„Der freiwillige Kompensationsmarkt hat ein erhebliches Qualitätsproblem“

Der Wirtschaftswissenschaftler Benedict Probst von der ETH Zürich spricht im DVZ-Interview über die Unzulänglichkeiten von Kompensationsprojekten und mögliche Lösungsansätze.

Benedict Probst: „Die wissenschaftliche Evidenz zeigt sehr deutlich, dass viele Kompensationsprojekte nicht das liefern, was sie versprechen.“ (Foto: Jana Grasselt)

DVZ: Herr Probst, Sie forschen an der ETH Zürich zu dem Thema „Net-Zero Emissions“ und haben kürzlich ein Arbeitspapier veröffentlicht, in dem Sie den sogenannten freiwilligen Kohlenstoffmarkt stark kritisieren. Was läuft dort schief?

Benedict Probst: Zum freiwilligen Markt gibt es zahlreiche Studien, die darauf hindeuten, dass viele der Projekte nicht dafür geeignet sind, eine reale CO₂-Kompensation zu gewährleisten. Den Firmen, die diese Zertifikate kaufen, werden oftmals Versprechungen gemacht, die nicht einzuhalten sind. Wir haben alle relevanten Studien zusammengefasst, die die Effektivität von Kompensationsprojekten für den freiwilligen Markt untersucht haben.

Haben Sie ein Beispiel dafür, wie der Markt funktioniert?

Ein Projektentwickler, der etwa eine Waldfläche vor der Abholzung bewahrt, kann nach einem bestimmten Prüfungsprozess CO₂-Zertifikate verkaufen. Die Anzahl der erzeugten Gutschriften richtet sich danach, wie viele Emissionen im Falle einer Abholzung theoretisch emittiert worden wären. Das Zertifikat wird dann von einer Firma gekauft, die bereits CO₂ ausgestoßen hat und das kompensieren möchte.

Wie ist das zu bewerten?

Die Emissionen verbleiben für Jahrhunderte bis Jahrtausende in der Atmosphäre. Doch der Wald, der diese Emissionen kompensieren soll, könnte in wenigen Jahren abbrennen oder durch andere Faktoren zerstört werden. Die Rechnung ginge dann also nicht mehr auf. Aber noch gravierender: Mehrere Studien deuten darauf hin, dass viele der Waldschutzprojekte gar keinen Wald geschützt haben, aber trotzdem CO₂-Zertifikate verkauft wurden.

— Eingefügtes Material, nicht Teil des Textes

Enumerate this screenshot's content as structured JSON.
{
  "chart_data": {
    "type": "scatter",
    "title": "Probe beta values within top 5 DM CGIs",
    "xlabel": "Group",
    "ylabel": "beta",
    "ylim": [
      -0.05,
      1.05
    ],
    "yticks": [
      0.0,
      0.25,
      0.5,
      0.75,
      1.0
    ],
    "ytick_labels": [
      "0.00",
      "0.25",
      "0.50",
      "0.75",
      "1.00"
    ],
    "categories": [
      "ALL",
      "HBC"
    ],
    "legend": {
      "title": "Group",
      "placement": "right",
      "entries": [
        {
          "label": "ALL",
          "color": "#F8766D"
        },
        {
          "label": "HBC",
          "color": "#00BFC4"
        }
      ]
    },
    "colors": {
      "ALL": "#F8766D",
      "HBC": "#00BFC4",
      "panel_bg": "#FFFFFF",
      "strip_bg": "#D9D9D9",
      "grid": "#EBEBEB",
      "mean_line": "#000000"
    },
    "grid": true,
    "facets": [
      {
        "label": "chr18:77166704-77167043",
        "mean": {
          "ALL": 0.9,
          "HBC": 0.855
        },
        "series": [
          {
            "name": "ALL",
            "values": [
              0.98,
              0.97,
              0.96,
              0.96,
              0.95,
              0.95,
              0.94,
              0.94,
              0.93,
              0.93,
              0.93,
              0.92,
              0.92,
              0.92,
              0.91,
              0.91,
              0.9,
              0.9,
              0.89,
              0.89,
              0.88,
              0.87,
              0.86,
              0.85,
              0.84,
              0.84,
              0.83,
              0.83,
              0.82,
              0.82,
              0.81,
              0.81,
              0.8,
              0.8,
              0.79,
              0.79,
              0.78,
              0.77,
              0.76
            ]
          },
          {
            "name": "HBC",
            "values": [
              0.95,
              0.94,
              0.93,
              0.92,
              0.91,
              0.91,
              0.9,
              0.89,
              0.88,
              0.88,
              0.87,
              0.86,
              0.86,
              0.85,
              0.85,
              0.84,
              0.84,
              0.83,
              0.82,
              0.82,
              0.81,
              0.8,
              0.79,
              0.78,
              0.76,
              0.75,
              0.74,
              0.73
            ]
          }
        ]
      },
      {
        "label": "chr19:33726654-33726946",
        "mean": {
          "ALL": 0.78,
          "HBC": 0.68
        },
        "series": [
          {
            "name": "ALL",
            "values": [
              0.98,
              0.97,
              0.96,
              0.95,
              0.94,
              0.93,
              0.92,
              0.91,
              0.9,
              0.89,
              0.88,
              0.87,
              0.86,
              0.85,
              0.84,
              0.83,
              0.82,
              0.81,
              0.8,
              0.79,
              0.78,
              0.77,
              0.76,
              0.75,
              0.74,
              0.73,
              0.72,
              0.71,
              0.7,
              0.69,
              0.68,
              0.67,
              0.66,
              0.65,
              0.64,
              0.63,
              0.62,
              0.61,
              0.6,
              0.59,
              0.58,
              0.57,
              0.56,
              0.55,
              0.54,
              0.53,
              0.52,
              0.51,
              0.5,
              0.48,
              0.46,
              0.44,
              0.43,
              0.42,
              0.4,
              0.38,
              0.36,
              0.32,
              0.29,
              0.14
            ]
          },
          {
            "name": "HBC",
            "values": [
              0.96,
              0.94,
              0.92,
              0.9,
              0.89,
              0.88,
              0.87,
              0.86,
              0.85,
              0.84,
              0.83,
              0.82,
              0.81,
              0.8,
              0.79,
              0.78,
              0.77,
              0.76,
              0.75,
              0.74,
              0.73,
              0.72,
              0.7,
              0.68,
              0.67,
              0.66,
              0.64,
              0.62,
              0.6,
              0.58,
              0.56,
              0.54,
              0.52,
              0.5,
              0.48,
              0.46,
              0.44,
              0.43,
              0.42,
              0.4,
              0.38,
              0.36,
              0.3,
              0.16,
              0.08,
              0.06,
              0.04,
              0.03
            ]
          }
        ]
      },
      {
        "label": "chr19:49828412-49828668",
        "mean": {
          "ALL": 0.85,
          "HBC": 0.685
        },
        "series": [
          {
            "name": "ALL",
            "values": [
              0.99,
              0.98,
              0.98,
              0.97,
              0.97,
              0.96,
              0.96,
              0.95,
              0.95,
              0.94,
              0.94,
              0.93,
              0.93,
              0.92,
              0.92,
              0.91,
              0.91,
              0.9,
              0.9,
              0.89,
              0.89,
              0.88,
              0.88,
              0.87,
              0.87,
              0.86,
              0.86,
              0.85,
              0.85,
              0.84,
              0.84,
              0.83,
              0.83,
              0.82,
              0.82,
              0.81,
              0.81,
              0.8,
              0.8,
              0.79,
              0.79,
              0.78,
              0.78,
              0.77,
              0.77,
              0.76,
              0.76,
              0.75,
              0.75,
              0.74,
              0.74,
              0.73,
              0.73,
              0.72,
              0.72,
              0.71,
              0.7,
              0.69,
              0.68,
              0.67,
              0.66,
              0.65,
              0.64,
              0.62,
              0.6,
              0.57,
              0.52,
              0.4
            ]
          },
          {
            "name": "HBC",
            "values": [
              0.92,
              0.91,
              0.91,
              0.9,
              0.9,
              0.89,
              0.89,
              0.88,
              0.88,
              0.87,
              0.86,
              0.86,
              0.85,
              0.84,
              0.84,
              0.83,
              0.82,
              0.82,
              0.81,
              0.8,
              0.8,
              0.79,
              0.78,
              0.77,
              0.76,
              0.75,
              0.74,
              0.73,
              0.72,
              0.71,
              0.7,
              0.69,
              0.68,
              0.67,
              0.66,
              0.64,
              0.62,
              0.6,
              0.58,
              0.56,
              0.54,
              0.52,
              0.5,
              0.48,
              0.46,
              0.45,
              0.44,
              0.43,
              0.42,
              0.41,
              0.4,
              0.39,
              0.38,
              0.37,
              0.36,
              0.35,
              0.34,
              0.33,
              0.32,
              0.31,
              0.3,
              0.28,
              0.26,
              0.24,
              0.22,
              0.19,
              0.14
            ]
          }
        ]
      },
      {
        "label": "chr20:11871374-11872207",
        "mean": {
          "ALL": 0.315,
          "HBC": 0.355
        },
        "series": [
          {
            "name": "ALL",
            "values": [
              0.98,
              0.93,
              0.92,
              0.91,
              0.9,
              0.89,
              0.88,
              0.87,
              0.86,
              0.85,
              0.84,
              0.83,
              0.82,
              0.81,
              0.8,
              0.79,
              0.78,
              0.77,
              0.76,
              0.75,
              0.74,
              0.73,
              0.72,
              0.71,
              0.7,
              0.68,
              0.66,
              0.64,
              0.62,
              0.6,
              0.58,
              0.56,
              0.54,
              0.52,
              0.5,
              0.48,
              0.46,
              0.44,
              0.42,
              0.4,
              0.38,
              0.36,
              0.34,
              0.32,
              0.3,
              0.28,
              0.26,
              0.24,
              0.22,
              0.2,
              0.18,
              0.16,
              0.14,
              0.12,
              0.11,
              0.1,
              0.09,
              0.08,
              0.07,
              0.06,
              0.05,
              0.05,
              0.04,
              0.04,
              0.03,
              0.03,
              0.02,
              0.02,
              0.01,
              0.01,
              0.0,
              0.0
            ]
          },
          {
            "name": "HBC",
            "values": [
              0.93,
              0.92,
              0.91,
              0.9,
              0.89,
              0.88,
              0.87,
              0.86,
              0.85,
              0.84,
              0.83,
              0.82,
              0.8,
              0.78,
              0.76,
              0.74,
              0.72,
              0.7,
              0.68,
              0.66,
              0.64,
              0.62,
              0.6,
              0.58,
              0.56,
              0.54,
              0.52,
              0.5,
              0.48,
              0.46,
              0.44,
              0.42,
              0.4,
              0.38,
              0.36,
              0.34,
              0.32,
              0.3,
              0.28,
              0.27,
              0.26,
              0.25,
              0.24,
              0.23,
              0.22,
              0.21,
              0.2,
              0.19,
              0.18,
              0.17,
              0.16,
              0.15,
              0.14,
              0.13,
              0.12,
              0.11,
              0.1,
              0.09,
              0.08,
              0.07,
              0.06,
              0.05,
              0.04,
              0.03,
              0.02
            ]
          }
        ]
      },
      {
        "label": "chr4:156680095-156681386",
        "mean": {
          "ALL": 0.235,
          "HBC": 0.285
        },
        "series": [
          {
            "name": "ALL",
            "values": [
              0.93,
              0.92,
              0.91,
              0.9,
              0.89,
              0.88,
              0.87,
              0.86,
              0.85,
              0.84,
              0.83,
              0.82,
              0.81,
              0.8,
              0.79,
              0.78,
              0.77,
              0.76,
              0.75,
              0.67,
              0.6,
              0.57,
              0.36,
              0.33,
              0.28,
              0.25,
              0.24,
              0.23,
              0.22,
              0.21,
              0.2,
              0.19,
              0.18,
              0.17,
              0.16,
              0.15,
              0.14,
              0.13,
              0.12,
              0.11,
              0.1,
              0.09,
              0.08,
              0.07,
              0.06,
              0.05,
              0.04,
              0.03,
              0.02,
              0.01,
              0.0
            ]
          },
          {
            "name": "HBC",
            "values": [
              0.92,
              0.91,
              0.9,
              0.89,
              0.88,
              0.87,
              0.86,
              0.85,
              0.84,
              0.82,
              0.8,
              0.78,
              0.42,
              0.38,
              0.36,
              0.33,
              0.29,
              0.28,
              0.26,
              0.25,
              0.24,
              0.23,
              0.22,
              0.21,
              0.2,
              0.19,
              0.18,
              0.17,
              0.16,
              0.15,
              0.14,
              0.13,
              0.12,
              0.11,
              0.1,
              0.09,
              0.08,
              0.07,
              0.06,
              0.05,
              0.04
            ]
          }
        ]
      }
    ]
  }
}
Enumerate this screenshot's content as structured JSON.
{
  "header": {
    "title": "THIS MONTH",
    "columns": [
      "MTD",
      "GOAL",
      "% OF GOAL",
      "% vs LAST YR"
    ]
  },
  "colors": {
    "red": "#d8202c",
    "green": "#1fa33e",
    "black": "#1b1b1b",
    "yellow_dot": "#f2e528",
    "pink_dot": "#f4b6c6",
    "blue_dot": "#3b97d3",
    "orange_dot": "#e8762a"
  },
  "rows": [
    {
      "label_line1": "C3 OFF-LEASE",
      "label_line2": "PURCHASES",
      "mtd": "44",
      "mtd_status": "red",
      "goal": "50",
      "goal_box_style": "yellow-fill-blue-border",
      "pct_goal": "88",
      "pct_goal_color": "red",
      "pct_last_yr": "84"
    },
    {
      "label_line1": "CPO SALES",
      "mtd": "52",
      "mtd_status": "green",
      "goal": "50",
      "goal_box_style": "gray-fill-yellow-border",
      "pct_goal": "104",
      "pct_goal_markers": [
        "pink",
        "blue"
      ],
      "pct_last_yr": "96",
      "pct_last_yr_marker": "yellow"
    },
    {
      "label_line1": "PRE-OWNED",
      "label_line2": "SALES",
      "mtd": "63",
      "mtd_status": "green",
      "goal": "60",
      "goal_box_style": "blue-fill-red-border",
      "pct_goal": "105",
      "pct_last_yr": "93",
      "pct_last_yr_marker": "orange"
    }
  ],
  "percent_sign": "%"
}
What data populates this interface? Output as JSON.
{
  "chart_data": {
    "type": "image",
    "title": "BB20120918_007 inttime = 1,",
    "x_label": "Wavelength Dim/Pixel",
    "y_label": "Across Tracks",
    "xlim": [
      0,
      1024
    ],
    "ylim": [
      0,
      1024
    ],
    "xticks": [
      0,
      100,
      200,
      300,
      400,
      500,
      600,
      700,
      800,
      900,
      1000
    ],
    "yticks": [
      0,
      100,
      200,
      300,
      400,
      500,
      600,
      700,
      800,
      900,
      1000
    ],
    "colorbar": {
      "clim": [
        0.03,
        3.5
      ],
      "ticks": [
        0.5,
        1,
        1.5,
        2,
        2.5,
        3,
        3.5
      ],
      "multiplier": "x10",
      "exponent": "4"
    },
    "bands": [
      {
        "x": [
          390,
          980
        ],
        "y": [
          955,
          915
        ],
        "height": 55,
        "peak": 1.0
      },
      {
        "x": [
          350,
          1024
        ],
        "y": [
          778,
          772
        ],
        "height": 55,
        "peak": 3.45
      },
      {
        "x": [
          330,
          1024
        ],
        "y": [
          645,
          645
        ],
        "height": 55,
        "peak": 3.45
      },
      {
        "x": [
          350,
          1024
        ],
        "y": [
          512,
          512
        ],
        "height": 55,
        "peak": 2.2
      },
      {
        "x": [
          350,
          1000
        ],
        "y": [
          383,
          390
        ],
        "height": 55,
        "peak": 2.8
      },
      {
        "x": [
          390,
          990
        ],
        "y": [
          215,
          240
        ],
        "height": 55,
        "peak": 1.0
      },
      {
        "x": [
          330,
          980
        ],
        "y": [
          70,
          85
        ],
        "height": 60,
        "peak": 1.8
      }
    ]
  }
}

Solche Projekte wären also nicht dafür geeignet, eine CO₂-Kompensation auszuweisen, weil sie die zeitliche Dimension nicht berücksichtigen?

Genau. Da CO₂ ein sehr langlebiges Klimagas ist, kann es auch nur durch langfristige Projekte ausgeglichen werden. Ein anderer Projektbereich sind die erneuerbaren Energien. Ein Zertifikat wird etwa dafür ausgestellt, dass durch die Errichtung einer Photovoltaikanlage Emissionen eingespart werden, die bei einer anderen Art der Stromerzeugung wie Kohleverstromung entstünden. Mehrere Studien bringen aber zum Ausdruck, dass viele der Anlagen auch ohne den Verkauf von CO₂-Zertifikaten gebaut worden wären.

Benedict Probst

Der Wirtschaftswissenschaftler Benedict Probst ist Senior Researcher an der ETH Zürich. Dort beschäftigt er sich mit der sogenannten grünen Transformation der Wirtschaft. Zuvor forschte und studierte er an der University of Cambridge und der London School of Economics. Seine Artikel erschienen in führenden Fachjournalen wie „Nature Sustainability“ sowie renommierten deutschen Tageszeitungen.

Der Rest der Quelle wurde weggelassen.